I am tempted to say that the above charts are evidence that my other contention in the year-end piece, that traders would be focused for most of the year on an improving economic outlook and short-term supply reductions in response to low prices, was true. There may be an element of that to this seemingly surprising price action, but to be honest, it is probably more about the fact that the capture of Maduro is, in oil market terms, a big nothing burger.

Firstly, it is not even clear that anything much has changed in Venezuela. The former President’s hand-picked deputy is now in charge, and the US has not laid out any plan for the installation of anyone else, let alone for a transition to democratic government. Trump’s critics were quick to accuse him of a kind of neo-liberal invasion to force regime change, but that really doesn’t seem to be the motivation here. It seems more likely that the President should be taken at his word when he said that this was about two things…bringing a fugitive to justice and gaining access to Venezuelan oil for US oil companies.

The second of those, you might think, would have an influence on the price of oil, but it isn’t as simple as it sounds. Decades of neglect and political exploitation of oil have left Venezuela’s infrastructure in tatters. Reinvestment has been minimal to nonexistent, leaving huge deficiencies in every phase of oil production, drilling, transportation, pipelines, and refining. Donald Trump has said there will be billions of dollars of investment from US companies to rectify that, but it isn’t really his call. He can encourage it, but faced with crude at relatively low levels, it is unlikely that Big Oil will be rushing to pour money into any area, let alone in a country where so many uncertainties still remain. Even if they did, it would take years to make a material difference to Venezuela’s oil infrastructure.

None of this is to say that there won’t be beneficiaries of all this. Chevron (CVX), the only US oil company with any exposure to Venezuela, will, at the very least, now have hopes of generating a return on its investment there. The stock price reflects that, but the pullback also reflects the reality of how little traders believe things have changed now that the dust has settled. In this case, though, I think the pullback will reverse. Even though change will be slow, CVX is still the best placed company to benefit from any improvement in the situation in Venezuela, and its stock can be expected to outperform industry peers over the next few months.

This is also good news for America’s Gulf Coast refiners. Venezuelan oil is, like much of Mexico’s and crude from the Canadian sands, heavy and dirty, and those Gulf Coast refineries are set up to deal with that. Even if the increase in Venezuelan oil supply is too small to impact crude prices, it could well be enough to improve the outlook for many of those refineries. That is why stocks such as Valero (VLO) soared in the first week of the year. Even after that surge, the impact will be such that further increases in VLO can be expected.

On the other hand, the lifting of the embargo on Venezuelan oil and the possible rerouting of exports from China to the US as a result will hurt operations in other countries that currently supply those refineries, most notably Canada and Mexico. That is why stocks like Canadian Natural Resources (CNQ) have dropped dramatically and, like the positive impact on CVX and VLO, this might be just the beginning of a sustained move.
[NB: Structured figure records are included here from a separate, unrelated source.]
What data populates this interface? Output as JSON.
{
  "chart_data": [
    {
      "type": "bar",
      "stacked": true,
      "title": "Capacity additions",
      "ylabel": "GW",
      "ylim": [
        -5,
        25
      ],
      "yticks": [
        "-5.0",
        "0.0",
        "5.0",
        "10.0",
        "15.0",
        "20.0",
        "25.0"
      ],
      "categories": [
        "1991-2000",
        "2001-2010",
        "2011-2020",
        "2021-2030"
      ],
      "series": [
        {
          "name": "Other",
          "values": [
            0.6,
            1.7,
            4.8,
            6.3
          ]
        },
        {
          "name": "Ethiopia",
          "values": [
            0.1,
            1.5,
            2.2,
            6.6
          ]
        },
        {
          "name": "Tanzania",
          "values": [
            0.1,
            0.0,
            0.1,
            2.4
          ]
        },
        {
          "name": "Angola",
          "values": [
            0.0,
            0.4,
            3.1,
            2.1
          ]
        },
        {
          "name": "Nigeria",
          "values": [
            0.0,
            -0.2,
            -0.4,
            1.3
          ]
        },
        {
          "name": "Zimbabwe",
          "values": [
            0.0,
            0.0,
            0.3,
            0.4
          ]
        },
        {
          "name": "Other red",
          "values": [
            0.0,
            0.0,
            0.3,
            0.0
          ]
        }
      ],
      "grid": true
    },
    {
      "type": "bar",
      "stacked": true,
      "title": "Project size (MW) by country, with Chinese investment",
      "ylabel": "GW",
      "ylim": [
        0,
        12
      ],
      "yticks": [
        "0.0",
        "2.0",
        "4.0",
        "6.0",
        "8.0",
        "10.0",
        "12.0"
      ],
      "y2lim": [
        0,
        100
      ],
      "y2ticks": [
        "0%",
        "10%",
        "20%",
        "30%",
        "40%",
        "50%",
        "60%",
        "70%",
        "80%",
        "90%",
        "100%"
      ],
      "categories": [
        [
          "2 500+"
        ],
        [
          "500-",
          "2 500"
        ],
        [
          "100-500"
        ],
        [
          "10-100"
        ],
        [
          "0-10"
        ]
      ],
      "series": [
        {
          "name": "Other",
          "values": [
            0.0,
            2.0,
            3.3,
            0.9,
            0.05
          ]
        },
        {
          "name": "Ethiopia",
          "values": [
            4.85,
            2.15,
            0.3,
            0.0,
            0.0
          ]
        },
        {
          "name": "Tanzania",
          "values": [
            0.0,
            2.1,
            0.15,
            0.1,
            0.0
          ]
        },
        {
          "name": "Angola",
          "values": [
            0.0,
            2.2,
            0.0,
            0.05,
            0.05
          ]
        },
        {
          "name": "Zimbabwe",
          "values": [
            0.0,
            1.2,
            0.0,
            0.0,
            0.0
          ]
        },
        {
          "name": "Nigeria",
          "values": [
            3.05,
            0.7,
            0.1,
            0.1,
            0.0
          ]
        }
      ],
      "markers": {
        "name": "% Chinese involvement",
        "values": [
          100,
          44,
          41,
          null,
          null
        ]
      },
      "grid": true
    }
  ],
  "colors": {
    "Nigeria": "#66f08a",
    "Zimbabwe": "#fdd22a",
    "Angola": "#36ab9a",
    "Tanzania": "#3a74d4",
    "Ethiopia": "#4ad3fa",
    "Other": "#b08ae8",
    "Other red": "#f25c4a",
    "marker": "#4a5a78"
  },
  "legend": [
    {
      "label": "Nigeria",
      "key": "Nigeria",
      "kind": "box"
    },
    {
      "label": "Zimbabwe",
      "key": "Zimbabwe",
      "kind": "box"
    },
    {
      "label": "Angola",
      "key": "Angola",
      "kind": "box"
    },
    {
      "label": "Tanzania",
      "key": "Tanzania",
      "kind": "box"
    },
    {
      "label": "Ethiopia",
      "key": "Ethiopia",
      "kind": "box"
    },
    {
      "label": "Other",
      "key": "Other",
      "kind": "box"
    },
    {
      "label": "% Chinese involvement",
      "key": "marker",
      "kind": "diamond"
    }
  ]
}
The capture of ex-President Maduro came as a surprise to most people, but what matters is what comes next. That, as is often the way with this administration, is unclear. Donald Trump has talked of Venezuela “turning over” over 50 million barrels of oil to the US, but we all learned a long time ago that what he says and what actually happens aren’t always one and the same. So, with no clear way forward, no significant change in the Venezuelan regime, and given that renovating neglected infrastructure is a slow process, it seems sensible to ignore this news when it comes to oil prices and to stay focused on the economic outlook. That is effectively what futures markets have done this week, and it is what I would advise you do too, at least for a while.